Along the way, she's learned that caring for strangers and travelers can happen in your own backyard. That justice isn't glamourous, and that it's really hard.
She's learned to milk sheep and cube mangoes and drive big vans and listen to what people have to say.
She's failed at lots of things, from opening a coconut with a machete, to working at the UN, to knowing what to do with her face in pictures, to listening to what other people have to say.
She's made mistakes that have cost her. Done bad things she never thought she was capable of. Maybe changed her life.
She's still messed up in a lot of ways. But it a lot of ways she's not. She's different now. Not better, or worse, just different. MUCH better at the whole driving thing in general.
In her head, she is the most kind and understanding and compassionate person.

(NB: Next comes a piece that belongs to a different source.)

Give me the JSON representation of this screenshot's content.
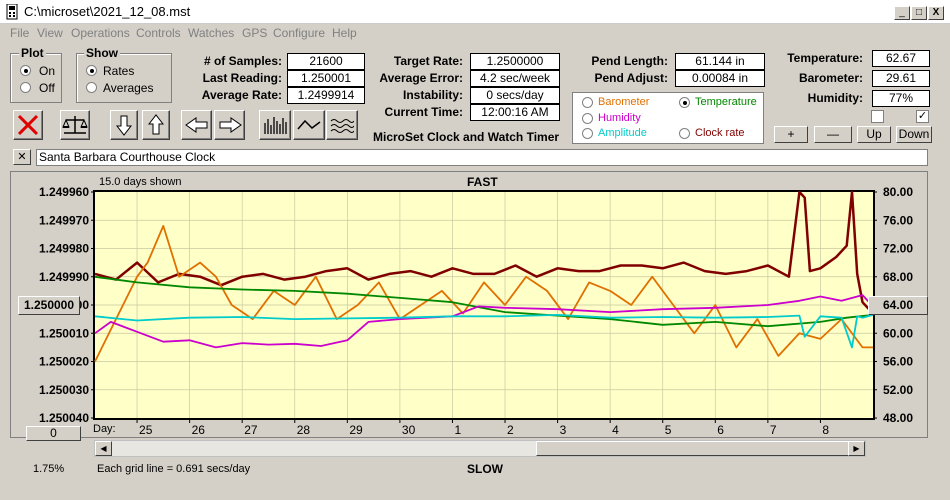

In reality, well... You've probably figured that out by now. Don't get in her when she's driving a big van
18 yr old me would probably disapprove of 28 yr old me. But she'd get over it. Because she's tough like that.
I guess a better title for this post would be "An Ode to Myself." Self-serving poetry's annoying, so I'll end with something much better:
You, You there. Yes you. You are fabulous! Mainly because you're here reading this. But also for a host of other reasons. I don't need to explain. This manatee knows what's up.